National Oyster Day: Washington leads the way in addressing ocean acidification to protect oysters
Today is National Oyster Day and oysters from the Pacific Northwest are a valuable part of the West Coast shellfish industry. Unfortunately, for the last 12 years, farmers in our area have had to deal with the effects of ocean acidification reducing oyster production. Acidification happens when carbon pollution from the air is absorbed by the water causing the pH of the water to decrease.
Oysters are filter feeders moving water over their gills to trap plankton, their food source. They also collect other things when feeding, like algae and other particles. It has been estimated that an individual oyster can filter up to 50 gallons of water a day. That means that where there are healthy oysters, there is cleaner water. Ocean acidification creates a cascade of negative impacts starting with our shellfish and other fisheries leading all the way up to marine mammals and humans!
The good news is that Washington is leading the way in addressing this very serious issue. The Washington Ocean Acidification Center, created by the Washington State Legislature in 2013, is bringing people together from multiple disciplines to work toward understanding and addressing this serious environmental issue. Our partner, The University of Washington, is home to the center and two university professors are co-directors.

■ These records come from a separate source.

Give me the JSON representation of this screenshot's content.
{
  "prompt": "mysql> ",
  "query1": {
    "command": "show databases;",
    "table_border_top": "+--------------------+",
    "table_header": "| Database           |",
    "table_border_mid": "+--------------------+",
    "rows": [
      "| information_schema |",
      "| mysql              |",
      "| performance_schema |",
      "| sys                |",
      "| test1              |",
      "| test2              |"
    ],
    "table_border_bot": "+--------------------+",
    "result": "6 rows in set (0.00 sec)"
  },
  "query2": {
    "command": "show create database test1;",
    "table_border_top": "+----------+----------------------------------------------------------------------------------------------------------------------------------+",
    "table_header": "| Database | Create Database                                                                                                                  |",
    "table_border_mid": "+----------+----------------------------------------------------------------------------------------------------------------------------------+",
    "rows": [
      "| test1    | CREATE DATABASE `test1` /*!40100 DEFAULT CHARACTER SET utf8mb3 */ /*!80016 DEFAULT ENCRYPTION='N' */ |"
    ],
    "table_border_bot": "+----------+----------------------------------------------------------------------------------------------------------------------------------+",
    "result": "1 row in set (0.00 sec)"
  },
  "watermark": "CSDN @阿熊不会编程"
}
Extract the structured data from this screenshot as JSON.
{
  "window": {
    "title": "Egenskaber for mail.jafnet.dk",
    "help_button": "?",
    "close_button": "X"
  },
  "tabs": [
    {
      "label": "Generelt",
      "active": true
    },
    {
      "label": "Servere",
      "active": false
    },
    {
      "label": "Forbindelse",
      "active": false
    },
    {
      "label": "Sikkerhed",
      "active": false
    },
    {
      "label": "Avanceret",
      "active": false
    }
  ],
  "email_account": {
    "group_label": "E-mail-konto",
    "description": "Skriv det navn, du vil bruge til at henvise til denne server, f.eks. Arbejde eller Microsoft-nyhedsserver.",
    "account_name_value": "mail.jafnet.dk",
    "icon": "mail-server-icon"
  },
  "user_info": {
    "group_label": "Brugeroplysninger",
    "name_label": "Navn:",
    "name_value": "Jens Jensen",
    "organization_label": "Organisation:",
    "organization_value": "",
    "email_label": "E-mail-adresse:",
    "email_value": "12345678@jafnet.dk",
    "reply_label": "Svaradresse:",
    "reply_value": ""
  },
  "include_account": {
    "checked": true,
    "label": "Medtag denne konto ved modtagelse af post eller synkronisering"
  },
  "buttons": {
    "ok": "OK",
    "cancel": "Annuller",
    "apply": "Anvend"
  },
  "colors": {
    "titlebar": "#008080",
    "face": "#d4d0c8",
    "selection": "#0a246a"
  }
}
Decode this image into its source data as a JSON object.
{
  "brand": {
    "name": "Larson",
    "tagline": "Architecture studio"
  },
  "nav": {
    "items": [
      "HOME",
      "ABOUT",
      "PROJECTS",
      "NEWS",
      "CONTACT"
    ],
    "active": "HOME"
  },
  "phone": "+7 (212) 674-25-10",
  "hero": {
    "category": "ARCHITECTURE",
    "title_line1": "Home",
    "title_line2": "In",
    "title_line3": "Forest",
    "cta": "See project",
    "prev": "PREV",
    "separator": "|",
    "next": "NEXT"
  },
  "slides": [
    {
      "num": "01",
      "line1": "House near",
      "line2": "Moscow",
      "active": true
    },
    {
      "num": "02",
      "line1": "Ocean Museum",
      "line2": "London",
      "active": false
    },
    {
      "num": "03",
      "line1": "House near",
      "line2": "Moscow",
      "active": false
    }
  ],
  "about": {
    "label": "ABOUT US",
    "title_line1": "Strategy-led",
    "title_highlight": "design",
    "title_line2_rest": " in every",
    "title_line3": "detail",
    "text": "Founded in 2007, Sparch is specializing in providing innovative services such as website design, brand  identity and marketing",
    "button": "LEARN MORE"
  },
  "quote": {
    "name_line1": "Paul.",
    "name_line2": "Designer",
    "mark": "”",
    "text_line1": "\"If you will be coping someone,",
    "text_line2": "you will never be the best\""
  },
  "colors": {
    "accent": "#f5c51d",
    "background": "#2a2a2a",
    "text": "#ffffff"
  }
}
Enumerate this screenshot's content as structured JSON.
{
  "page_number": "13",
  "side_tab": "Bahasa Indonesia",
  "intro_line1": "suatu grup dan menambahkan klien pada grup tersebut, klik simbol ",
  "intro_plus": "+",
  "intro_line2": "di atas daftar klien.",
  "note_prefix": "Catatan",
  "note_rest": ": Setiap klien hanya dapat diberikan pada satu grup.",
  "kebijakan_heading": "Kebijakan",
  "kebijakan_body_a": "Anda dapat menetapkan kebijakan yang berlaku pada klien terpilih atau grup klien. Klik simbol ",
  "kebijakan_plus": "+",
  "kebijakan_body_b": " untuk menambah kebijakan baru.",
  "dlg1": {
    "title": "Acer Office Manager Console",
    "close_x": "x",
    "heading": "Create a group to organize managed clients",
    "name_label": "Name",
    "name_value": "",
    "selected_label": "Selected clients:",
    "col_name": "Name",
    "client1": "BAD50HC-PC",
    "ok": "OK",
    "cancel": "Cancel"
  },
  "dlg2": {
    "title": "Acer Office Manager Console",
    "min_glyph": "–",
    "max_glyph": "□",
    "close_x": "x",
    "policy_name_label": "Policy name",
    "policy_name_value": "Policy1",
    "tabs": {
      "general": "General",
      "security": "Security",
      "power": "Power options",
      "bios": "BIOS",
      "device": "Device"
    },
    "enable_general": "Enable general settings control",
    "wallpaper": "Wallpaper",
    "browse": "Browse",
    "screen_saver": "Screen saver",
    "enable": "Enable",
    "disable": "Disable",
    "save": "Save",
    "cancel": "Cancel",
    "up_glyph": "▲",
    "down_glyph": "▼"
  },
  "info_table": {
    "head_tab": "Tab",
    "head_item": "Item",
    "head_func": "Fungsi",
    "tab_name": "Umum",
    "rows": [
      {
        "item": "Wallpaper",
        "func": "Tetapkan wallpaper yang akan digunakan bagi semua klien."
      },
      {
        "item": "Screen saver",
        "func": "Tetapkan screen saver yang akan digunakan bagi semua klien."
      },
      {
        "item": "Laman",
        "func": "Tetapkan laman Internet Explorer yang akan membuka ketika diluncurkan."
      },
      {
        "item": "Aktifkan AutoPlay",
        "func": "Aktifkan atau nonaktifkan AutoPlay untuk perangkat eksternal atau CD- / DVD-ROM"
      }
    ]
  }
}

Every year, the Washington Ocean Acidification Center holds a Science Symposium that invites local experts to present new research results regarding the acidification of Washington’s waters. As recently as late last year, Washington took the fight to a global scale by joining the International Alliance to Combat Ocean Acidification which includes all of the West Coast states and New York in the US, British Columbia and Quebec in Canada, several Native American tribes, France, Chile, and Nigeria.
We’re proud to support our partners at University of Washington with this global effort because healthy oceans mean healthy people.